Если Сталин не передумает и не будет сильно мешать, вполне можно предположить, что они с Шестаковым сумеют за два примерно года переориентировать внешнюю и военно-техническую политику в стране в духе их с Антоном стратегических фантазий. Тогда Вторая мировая, которая и так, и так неизбежна, пойдет совершенно по другому плану, в противоположной геополитической конфигурации.
Только вот еще один неразрешимый, несмотря на массу якобы убедительных доказательств, вопрос – находится он сейчас в псевдореальности, как выходило по полученным через Гиперсеть схемам, или, с какого-то момента, этот тридцать восьмой – настоящий? Как следствие событий на аггрианской базе, где они взорвали «информационную бомбу». Отчего не предположить, будто, ликвидировав тот вариант, они «расконсервировали» новый, пребывавший ранее в латентном состоянии? И, может быть, точно так же вновь «запустился» вариант новиковского сорок первого года, и там сейчас снова действуют Андрей, Алексей, Воронцов. Скажем, Игроки решили устроить честное соревнование – какая в итоге окажется убедительнее и жизнеспособнее, той и позволено будет стать новой «Главной исторической».
Еще одна гипотеза (или дополнение к первой) – пусковым механизмом послужило как раз письмо Сильвии к самой себе. Раз оно сумело пересечь барьер между реальностями без всяких технических ухищрений, то либо барьера вообще не было (или вдруг не стало, что говорит в пользу первой гипотезы), либо письмо сработало своеобразным тараном.
Пожалуй, в этом что-то есть. Иначе как же могло случиться, что отправлено оно было из уже изменившейся, но не успевшей «затвердеть» реальности в лондонский банк, продолживший существование в прежней, неискаженной. Настолько-то Сашка основы хронофизики представлял.
Осознание того, что живет он не в химере и не внутри Ловушки Сознания, каким-то образом прибавило оптимизма. Хотя, казалось бы, какая в принципе разница?

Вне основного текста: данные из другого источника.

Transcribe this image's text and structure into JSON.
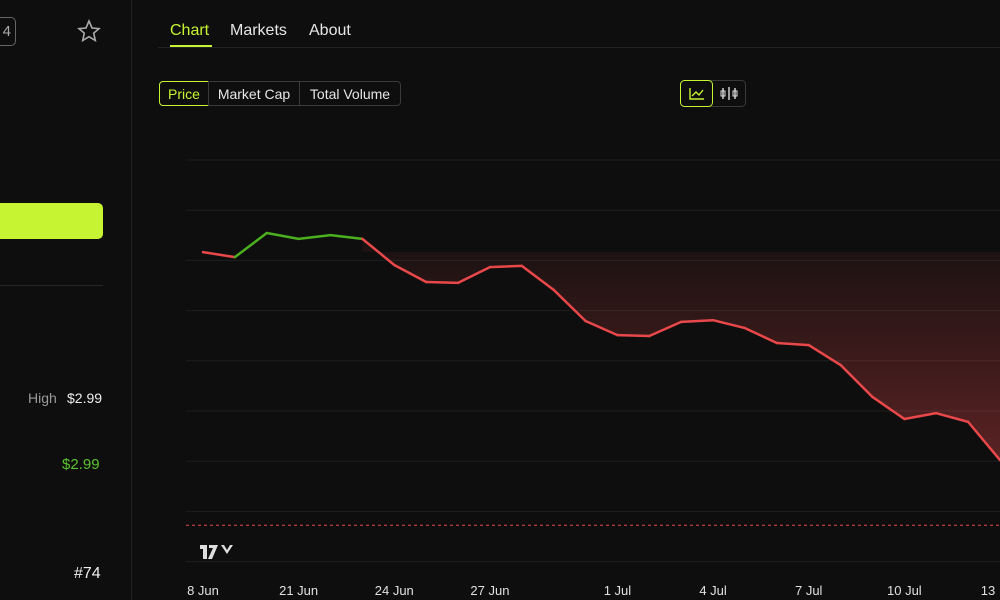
{
  "sidebar": {
    "badge": "4",
    "high_label": "High",
    "high_value": "$2.99",
    "price": "$2.99",
    "rank": "#74"
  },
  "tabs": [
    "Chart",
    "Markets",
    "About"
  ],
  "metric_buttons": [
    "Price",
    "Market Cap",
    "Total Volume"
  ],
  "chart_data": {
    "type": "line",
    "x": [
      "8 Jun",
      null,
      null,
      "21 Jun",
      null,
      null,
      "24 Jun",
      null,
      null,
      "27 Jun",
      null,
      null,
      null,
      "1 Jul",
      null,
      null,
      "4 Jul",
      null,
      null,
      "7 Jul",
      null,
      null,
      "10 Jul",
      null,
      null,
      "13"
    ],
    "values": [
      77.8,
      76.6,
      82.4,
      81.0,
      81.9,
      81.0,
      74.7,
      70.6,
      70.4,
      74.2,
      74.5,
      68.7,
      61.2,
      57.8,
      57.6,
      61.0,
      61.4,
      59.5,
      55.9,
      55.4,
      50.6,
      42.9,
      37.6,
      39.0,
      36.9,
      27.7
    ],
    "ylim": [
      0,
      100
    ],
    "color_up": "#4caf1f",
    "color_down": "#e8484a",
    "dashed_line": 12.0,
    "dashed_color": "#e8484a"
  }
}
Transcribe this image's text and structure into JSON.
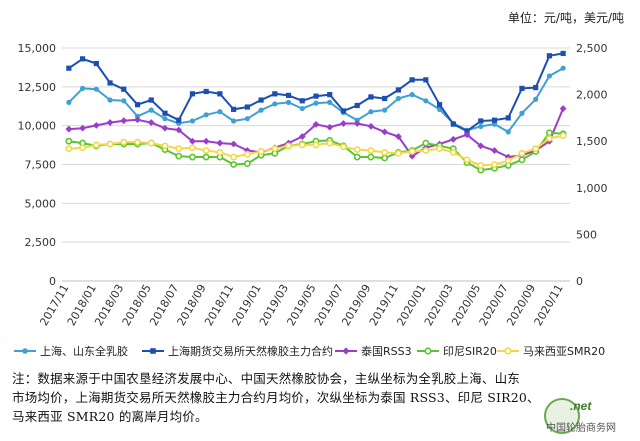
{
  "chart_data": {
    "type": "line",
    "unit_label": "单位：元/吨，美元/吨",
    "categories": [
      "2017/11",
      "2017/12",
      "2018/01",
      "2018/02",
      "2018/03",
      "2018/04",
      "2018/05",
      "2018/06",
      "2018/07",
      "2018/08",
      "2018/09",
      "2018/10",
      "2018/11",
      "2018/12",
      "2019/01",
      "2019/02",
      "2019/03",
      "2019/04",
      "2019/05",
      "2019/06",
      "2019/07",
      "2019/08",
      "2019/09",
      "2019/10",
      "2019/11",
      "2019/12",
      "2020/01",
      "2020/02",
      "2020/03",
      "2020/04",
      "2020/05",
      "2020/06",
      "2020/07",
      "2020/08",
      "2020/09",
      "2020/10",
      "2020/11"
    ],
    "x_tick_labels": [
      "2017/11",
      "2018/01",
      "2018/03",
      "2018/05",
      "2018/07",
      "2018/09",
      "2018/11",
      "2019/01",
      "2019/03",
      "2019/05",
      "2019/07",
      "2019/09",
      "2019/11",
      "2020/01",
      "2020/03",
      "2020/05",
      "2020/07",
      "2020/09",
      "2020/11"
    ],
    "y_left": {
      "range": [
        0,
        15000
      ],
      "ticks": [
        "0",
        "2,500",
        "5,000",
        "7,500",
        "10,000",
        "12,500",
        "15,000"
      ]
    },
    "y_right": {
      "range": [
        0,
        2500
      ],
      "ticks": [
        "0",
        "500",
        "1,000",
        "1,500",
        "2,000",
        "2,500"
      ]
    },
    "grid": true,
    "legend_position": "bottom",
    "series": [
      {
        "name": "上海、山东全乳胶",
        "axis": "left",
        "marker": "circle",
        "color": "#3ea0d4",
        "values": [
          11500,
          12400,
          12350,
          11650,
          11600,
          10600,
          11000,
          10450,
          10150,
          10300,
          10700,
          10900,
          10300,
          10450,
          11000,
          11400,
          11500,
          11100,
          11450,
          11500,
          10850,
          10350,
          10900,
          11000,
          11750,
          12000,
          11600,
          11050,
          10150,
          9700,
          9950,
          10100,
          9600,
          10800,
          11700,
          13200,
          13700
        ]
      },
      {
        "name": "上海期货交易所天然橡胶主力合约",
        "axis": "left",
        "marker": "square",
        "color": "#1c4fb0",
        "values": [
          13700,
          14300,
          14000,
          12750,
          12350,
          11350,
          11650,
          10800,
          10350,
          12050,
          12200,
          12050,
          11050,
          11200,
          11650,
          12050,
          11950,
          11600,
          11900,
          12000,
          10950,
          11300,
          11850,
          11750,
          12300,
          12950,
          12950,
          11350,
          10100,
          9650,
          10300,
          10350,
          10500,
          12400,
          12450,
          14500,
          14650
        ]
      },
      {
        "name": "泰国RSS3",
        "axis": "right",
        "marker": "diamond",
        "color": "#9b3dcb",
        "values": [
          1630,
          1640,
          1670,
          1700,
          1720,
          1730,
          1700,
          1640,
          1620,
          1500,
          1500,
          1480,
          1470,
          1400,
          1380,
          1430,
          1480,
          1550,
          1680,
          1650,
          1690,
          1690,
          1660,
          1600,
          1550,
          1340,
          1430,
          1470,
          1520,
          1570,
          1450,
          1400,
          1330,
          1350,
          1400,
          1500,
          1850
        ]
      },
      {
        "name": "印尼SIR20",
        "axis": "right",
        "marker": "circle-open",
        "color": "#5ac52e",
        "values": [
          1500,
          1480,
          1450,
          1470,
          1470,
          1470,
          1480,
          1410,
          1340,
          1330,
          1330,
          1330,
          1250,
          1260,
          1350,
          1370,
          1450,
          1470,
          1500,
          1510,
          1450,
          1330,
          1330,
          1320,
          1380,
          1400,
          1480,
          1450,
          1420,
          1270,
          1190,
          1210,
          1240,
          1300,
          1390,
          1590,
          1580
        ]
      },
      {
        "name": "马来西亚SMR20",
        "axis": "right",
        "marker": "circle-open",
        "color": "#f0d84a",
        "values": [
          1420,
          1430,
          1460,
          1470,
          1490,
          1490,
          1480,
          1450,
          1420,
          1430,
          1400,
          1380,
          1330,
          1360,
          1390,
          1420,
          1450,
          1460,
          1460,
          1480,
          1440,
          1410,
          1400,
          1380,
          1370,
          1390,
          1400,
          1420,
          1380,
          1300,
          1240,
          1250,
          1290,
          1370,
          1420,
          1530,
          1560
        ]
      }
    ]
  },
  "note": {
    "line1": "注：数据来源于中国农垦经济发展中心、中国天然橡胶协会，主纵坐标为全乳胶上海、山东",
    "line2": "市场均价，上海期货交易所天然橡胶主力合约月均价，次纵坐标为泰国 RSS3、印尼 SIR20、",
    "line3": "马来西亚 SMR20 的离岸月均价。"
  },
  "watermark": {
    "text_top": ".net",
    "text_bottom": "中国轮胎商务网"
  }
}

Тут писатель поднялся из-за своего столика, подошел, гордо держа перед собой рюмку с жалкими каплями алкоголя на дне. В левой руке дымилась папироса с изжеванным мундштуком. Дернул головой сверху вниз, изображая намек на поклон.

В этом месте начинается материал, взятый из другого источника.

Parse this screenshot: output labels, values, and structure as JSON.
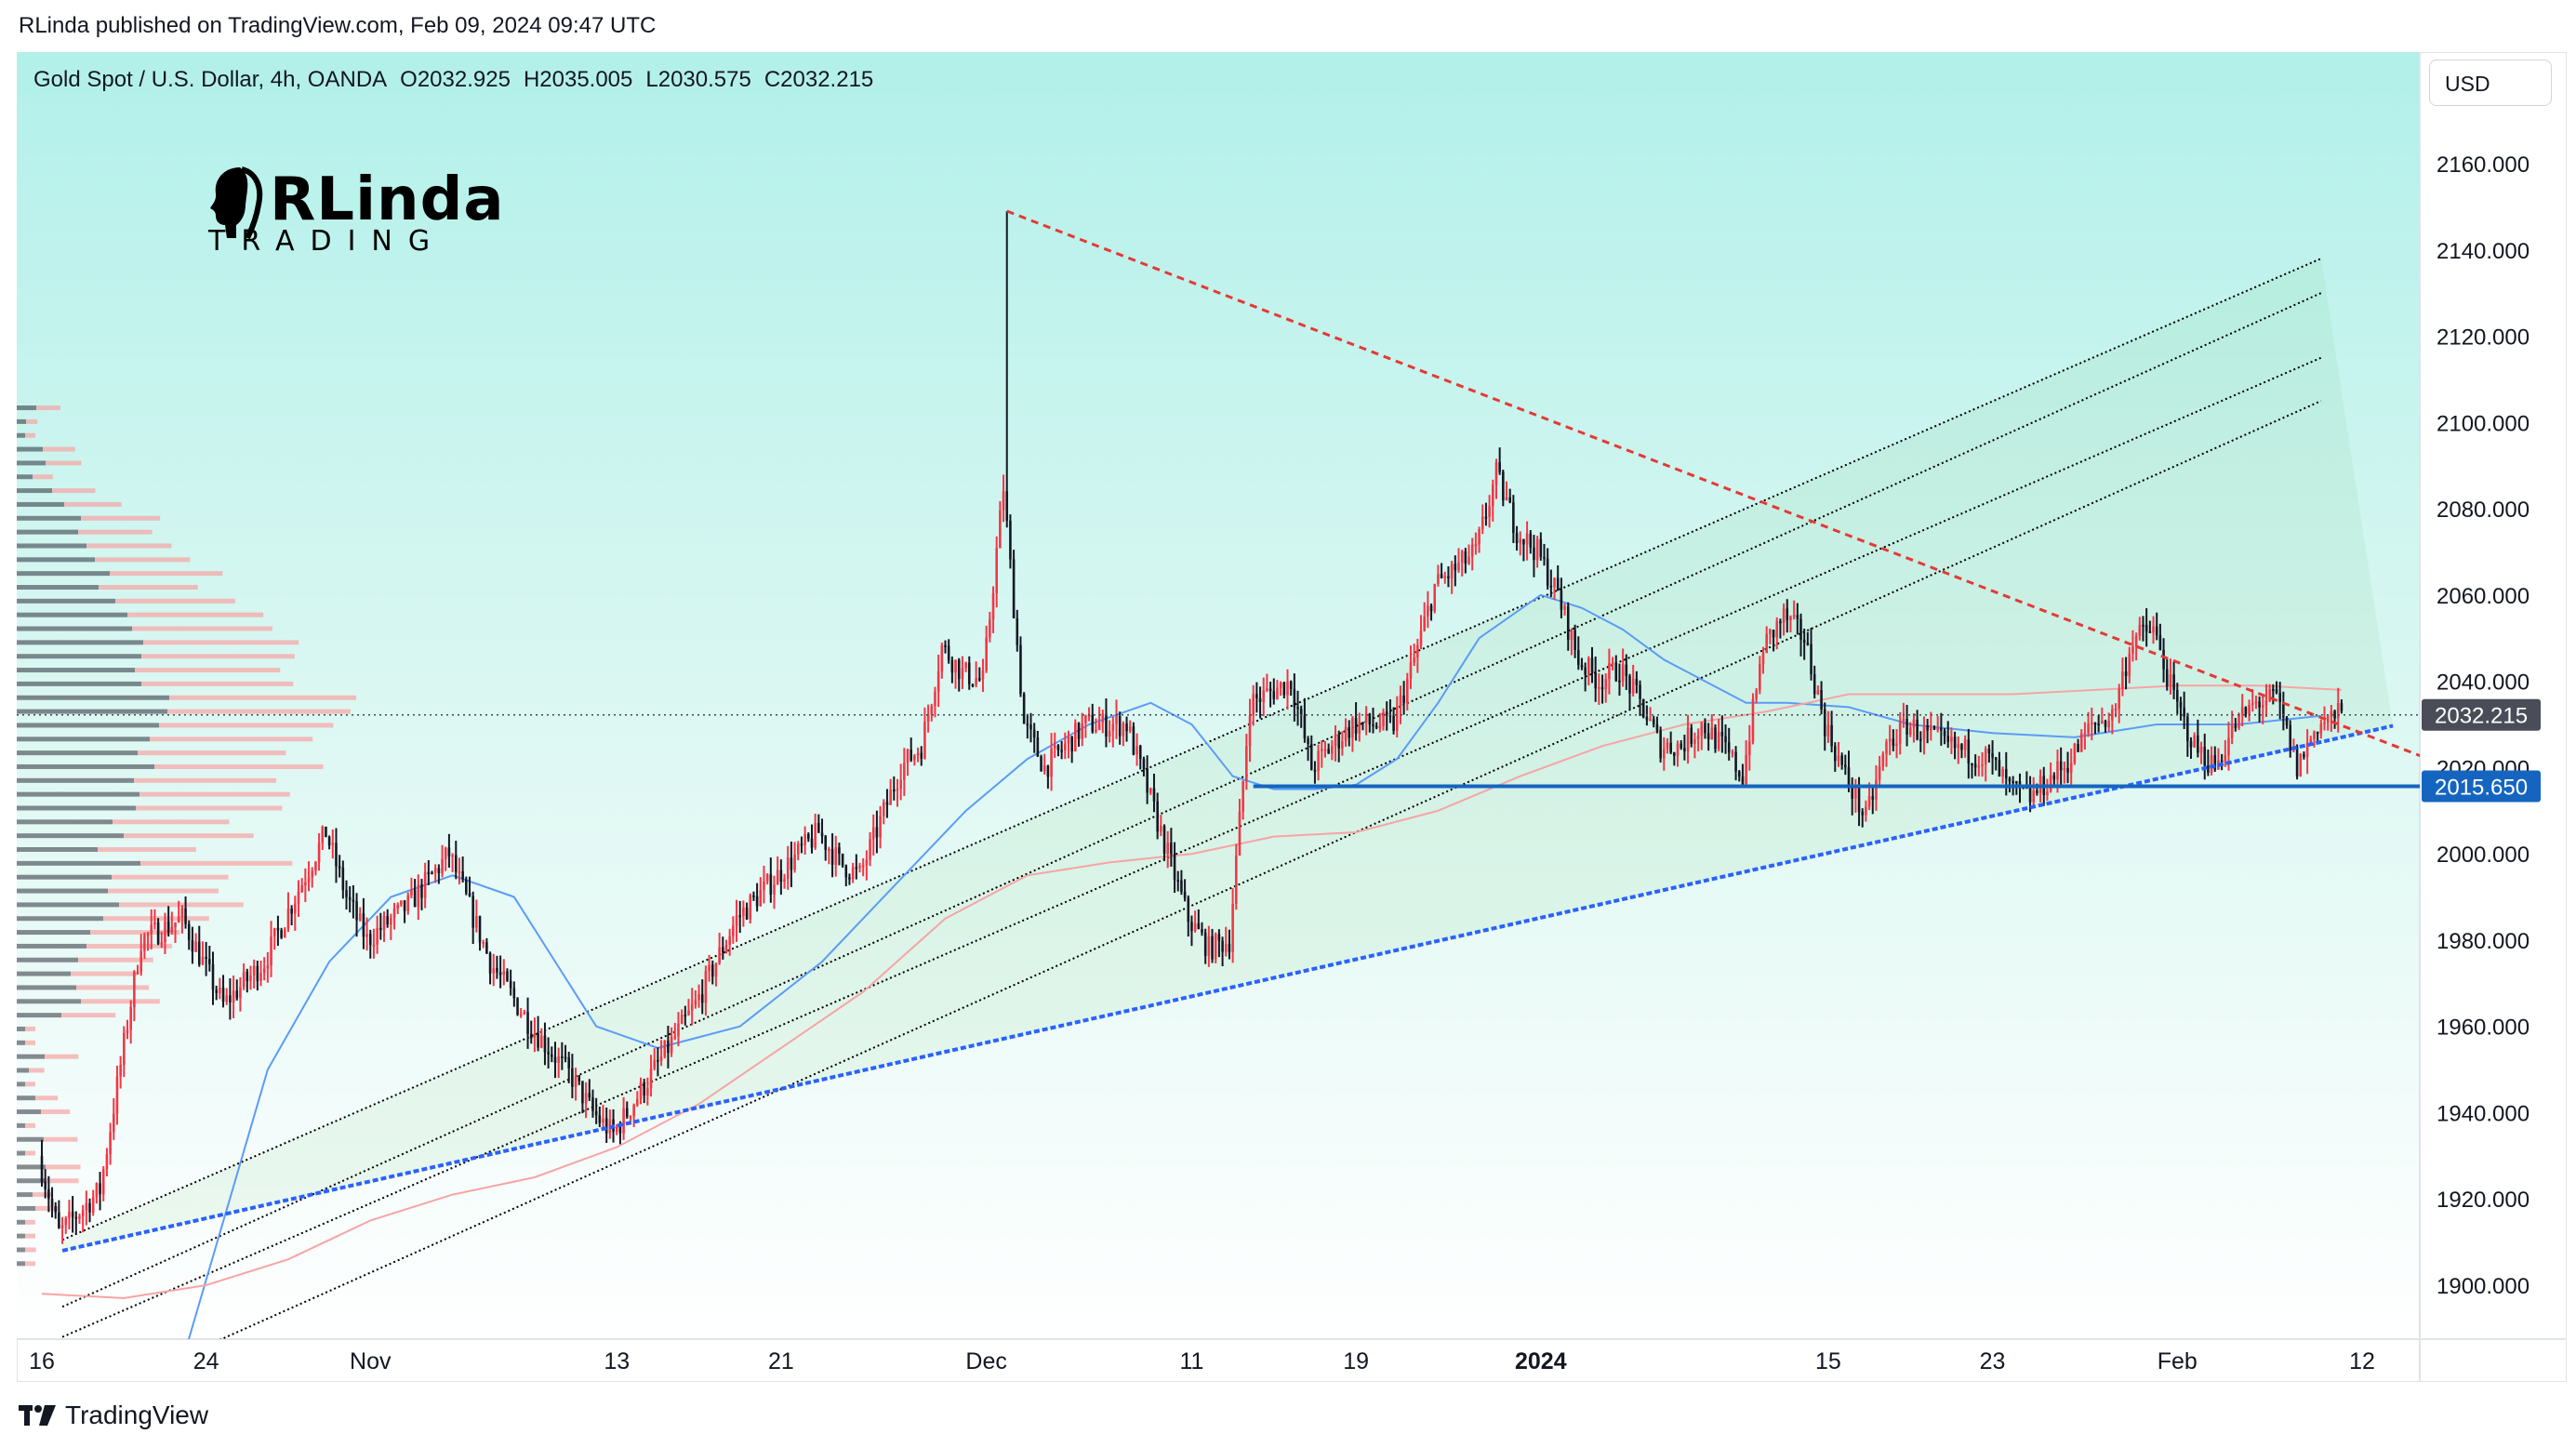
{
  "header": {
    "published_by": "RLinda published on TradingView.com, Feb 09, 2024 09:47 UTC"
  },
  "legend": {
    "symbol": "Gold Spot / U.S. Dollar, 4h, OANDA",
    "open": "O2032.925",
    "high": "H2035.005",
    "low": "L2030.575",
    "close": "C2032.215"
  },
  "currency": "USD",
  "logo": {
    "name": "RLinda",
    "sub": "TRADING"
  },
  "footer": {
    "brand": "TradingView"
  },
  "colors": {
    "background_top": "#b2f0ea",
    "background_bottom": "#ffffff",
    "bull": "#f23645",
    "bear": "#131722",
    "ma_fast": "#5b9cf6",
    "ma_slow": "#f7a4a4",
    "resistance": "#e53935",
    "support": "#2962ff",
    "channel": "#000000",
    "accent": "#1565c0"
  },
  "chart_data": {
    "type": "candlestick",
    "title": "",
    "y_axis": {
      "ticks": [
        "2160.000",
        "2140.000",
        "2120.000",
        "2100.000",
        "2080.000",
        "2060.000",
        "2040.000",
        "2020.000",
        "2000.000",
        "1980.000",
        "1960.000",
        "1940.000",
        "1920.000",
        "1900.000"
      ],
      "ylim": [
        1885,
        2175
      ]
    },
    "x_axis": {
      "ticks": [
        {
          "label": "16",
          "t": 0
        },
        {
          "label": "24",
          "t": 8
        },
        {
          "label": "Nov",
          "t": 16
        },
        {
          "label": "13",
          "t": 28
        },
        {
          "label": "21",
          "t": 36
        },
        {
          "label": "Dec",
          "t": 46
        },
        {
          "label": "11",
          "t": 56
        },
        {
          "label": "19",
          "t": 64
        },
        {
          "label": "2024",
          "t": 73,
          "bold": true
        },
        {
          "label": "15",
          "t": 87
        },
        {
          "label": "23",
          "t": 95
        },
        {
          "label": "Feb",
          "t": 104
        },
        {
          "label": "12",
          "t": 113
        }
      ],
      "xlim": [
        -0.5,
        120.5
      ],
      "unit": "days since Oct 16, 2023"
    },
    "price_labels": [
      {
        "value": 2032.215,
        "text": "2032.215",
        "style": "current"
      },
      {
        "value": 2015.65,
        "text": "2015.650",
        "style": "level"
      }
    ],
    "keypoints": [
      [
        0,
        1930
      ],
      [
        1,
        1912
      ],
      [
        3,
        1922
      ],
      [
        5,
        1980
      ],
      [
        7,
        1985
      ],
      [
        9,
        1965
      ],
      [
        11,
        1975
      ],
      [
        13,
        1995
      ],
      [
        14,
        2005
      ],
      [
        15,
        1990
      ],
      [
        16,
        1980
      ],
      [
        18,
        1988
      ],
      [
        20,
        2000
      ],
      [
        22,
        1975
      ],
      [
        24,
        1960
      ],
      [
        26,
        1948
      ],
      [
        27,
        1940
      ],
      [
        28,
        1935
      ],
      [
        30,
        1950
      ],
      [
        32,
        1965
      ],
      [
        34,
        1985
      ],
      [
        36,
        1995
      ],
      [
        38,
        2005
      ],
      [
        39,
        1998
      ],
      [
        40,
        1995
      ],
      [
        42,
        2020
      ],
      [
        43,
        2025
      ],
      [
        44,
        2048
      ],
      [
        45,
        2042
      ],
      [
        46,
        2040
      ],
      [
        47,
        2085
      ],
      [
        48,
        2030
      ],
      [
        49,
        2020
      ],
      [
        51,
        2030
      ],
      [
        53,
        2030
      ],
      [
        55,
        2000
      ],
      [
        56,
        1985
      ],
      [
        57,
        1978
      ],
      [
        58,
        1980
      ],
      [
        59,
        2035
      ],
      [
        61,
        2040
      ],
      [
        62,
        2020
      ],
      [
        64,
        2030
      ],
      [
        66,
        2030
      ],
      [
        67,
        2045
      ],
      [
        68,
        2062
      ],
      [
        70,
        2070
      ],
      [
        71,
        2088
      ],
      [
        72,
        2075
      ],
      [
        73,
        2070
      ],
      [
        74,
        2060
      ],
      [
        75,
        2045
      ],
      [
        76,
        2040
      ],
      [
        77,
        2043
      ],
      [
        78,
        2035
      ],
      [
        79,
        2025
      ],
      [
        80,
        2025
      ],
      [
        81,
        2030
      ],
      [
        82,
        2025
      ],
      [
        83,
        2018
      ],
      [
        84,
        2048
      ],
      [
        85,
        2055
      ],
      [
        86,
        2050
      ],
      [
        87,
        2030
      ],
      [
        88,
        2018
      ],
      [
        89,
        2008
      ],
      [
        90,
        2025
      ],
      [
        91,
        2030
      ],
      [
        93,
        2025
      ],
      [
        95,
        2022
      ],
      [
        96,
        2015
      ],
      [
        97,
        2013
      ],
      [
        99,
        2022
      ],
      [
        100,
        2030
      ],
      [
        101,
        2032
      ],
      [
        102,
        2050
      ],
      [
        103,
        2052
      ],
      [
        104,
        2036
      ],
      [
        105,
        2025
      ],
      [
        106,
        2020
      ],
      [
        107,
        2030
      ],
      [
        108,
        2035
      ],
      [
        109,
        2036
      ],
      [
        110,
        2020
      ],
      [
        111,
        2030
      ],
      [
        112,
        2032.215
      ]
    ],
    "spike": {
      "t": 47,
      "high": 2149
    },
    "moving_averages": [
      {
        "name": "fast",
        "color": "#5b9cf6",
        "points": [
          [
            7,
            1885
          ],
          [
            11,
            1950
          ],
          [
            14,
            1975
          ],
          [
            17,
            1990
          ],
          [
            20,
            1995
          ],
          [
            23,
            1990
          ],
          [
            25,
            1975
          ],
          [
            27,
            1960
          ],
          [
            30,
            1955
          ],
          [
            34,
            1960
          ],
          [
            38,
            1975
          ],
          [
            42,
            1995
          ],
          [
            45,
            2010
          ],
          [
            48,
            2022
          ],
          [
            51,
            2030
          ],
          [
            54,
            2035
          ],
          [
            56,
            2030
          ],
          [
            58,
            2018
          ],
          [
            60,
            2015
          ],
          [
            62,
            2015
          ],
          [
            64,
            2016
          ],
          [
            66,
            2022
          ],
          [
            68,
            2035
          ],
          [
            70,
            2050
          ],
          [
            73,
            2060
          ],
          [
            75,
            2057
          ],
          [
            77,
            2052
          ],
          [
            79,
            2045
          ],
          [
            81,
            2040
          ],
          [
            83,
            2035
          ],
          [
            85,
            2035
          ],
          [
            88,
            2034
          ],
          [
            91,
            2030
          ],
          [
            95,
            2028
          ],
          [
            99,
            2027
          ],
          [
            103,
            2030
          ],
          [
            107,
            2030
          ],
          [
            111,
            2032
          ]
        ]
      },
      {
        "name": "slow",
        "color": "#f7a4a4",
        "points": [
          [
            0,
            1898
          ],
          [
            4,
            1897
          ],
          [
            8,
            1900
          ],
          [
            12,
            1906
          ],
          [
            16,
            1915
          ],
          [
            20,
            1921
          ],
          [
            24,
            1925
          ],
          [
            28,
            1932
          ],
          [
            32,
            1942
          ],
          [
            36,
            1955
          ],
          [
            40,
            1968
          ],
          [
            44,
            1985
          ],
          [
            48,
            1995
          ],
          [
            52,
            1998
          ],
          [
            56,
            2000
          ],
          [
            60,
            2004
          ],
          [
            64,
            2005
          ],
          [
            68,
            2010
          ],
          [
            72,
            2018
          ],
          [
            76,
            2025
          ],
          [
            80,
            2030
          ],
          [
            84,
            2033
          ],
          [
            88,
            2037
          ],
          [
            92,
            2037
          ],
          [
            96,
            2037
          ],
          [
            100,
            2038
          ],
          [
            104,
            2039
          ],
          [
            108,
            2039
          ],
          [
            112,
            2038
          ]
        ]
      }
    ],
    "drawings": {
      "support_line": {
        "from": [
          1,
          1908
        ],
        "to": [
          112,
          2027
        ],
        "extend_to": 114.5
      },
      "resistance_line": {
        "from": [
          47,
          2149
        ],
        "to": [
          114.5,
          2025
        ]
      },
      "horizontal_level": {
        "from": 59,
        "value": 2015.65
      },
      "channel_lines": [
        {
          "from": [
            1,
            1910.5
          ],
          "to": [
            111,
            2138
          ]
        },
        {
          "from": [
            1,
            1895
          ],
          "to": [
            111,
            2130
          ]
        },
        {
          "from": [
            1,
            1888
          ],
          "to": [
            111,
            2115
          ]
        },
        {
          "from": [
            1,
            1871
          ],
          "to": [
            111,
            2105
          ]
        }
      ]
    },
    "volume_profile": "visible-range histogram on left edge, peak near 2032"
  }
}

– Вы меня хотели видеть? А зачем? И кто вы такой?
– Присаживайтесь, Юрий Митрофанович. Меня Григорий Петрович зовут. Инженер. Когда-то я присутствовал на одном из ваших выступлений. Книги, само собой, читал. С большим удовольствием. И вдруг увидел вас здесь. Естественное желание – познакомиться поближе со знаменитым человеком. Коллегой…
– Каким коллегой? Я на юридическом учился.
– Как же? «Инженеры человеческих душ»… Не я придумал.
– Да уж знаю…
Говорил писатель отрывисто, несколько брюзгливым тоном, словно человек, по пустякам оторванный от важного дела, причем личностью малоинтересной, а то и неприятной, только «прежнее» воспитание мешает послать невежу прямым текстом туда, куда он заслуживает.
Лишь взгляд выдал, искоса брошенный на графин Шестакова, на тарелки, полные закусок.
– Ну ладно, раз уж так случилось… За знакомство. – Первый протянул рюмку, чтобы чокнуться, сглотнул. Дернулся плохо выбритый кадык над слегка засаленным узлом галстука в горошек.
– А вы что, действительно простой инженер? – осведомился, глядя подозрительно.
– Не понял. Инженер – это образование и образ мысли. А уж простой или сложный – не мне судить.
– Я не то хотел сказать, – слегка растерялся писатель, которого Сашка приткнул на его поле, – я в смысле, рядовой исполнитель или начальник…
– Эх, Юрий Митрофанович, занятие чисто словесным трудом никак не способствует… Какая разница, лично ли я придумал паровоз и его построил или при этом направлял деятельность еще десятка людей, способных на то же самое, но обделенных некоторыми организационными способностями?
– Да-да, я вас понял, – ответил писатель, слегка ошеломленный не совсем привычным ему способом ведения дискуссии. – Так, может, лучше выпьем по этому поводу?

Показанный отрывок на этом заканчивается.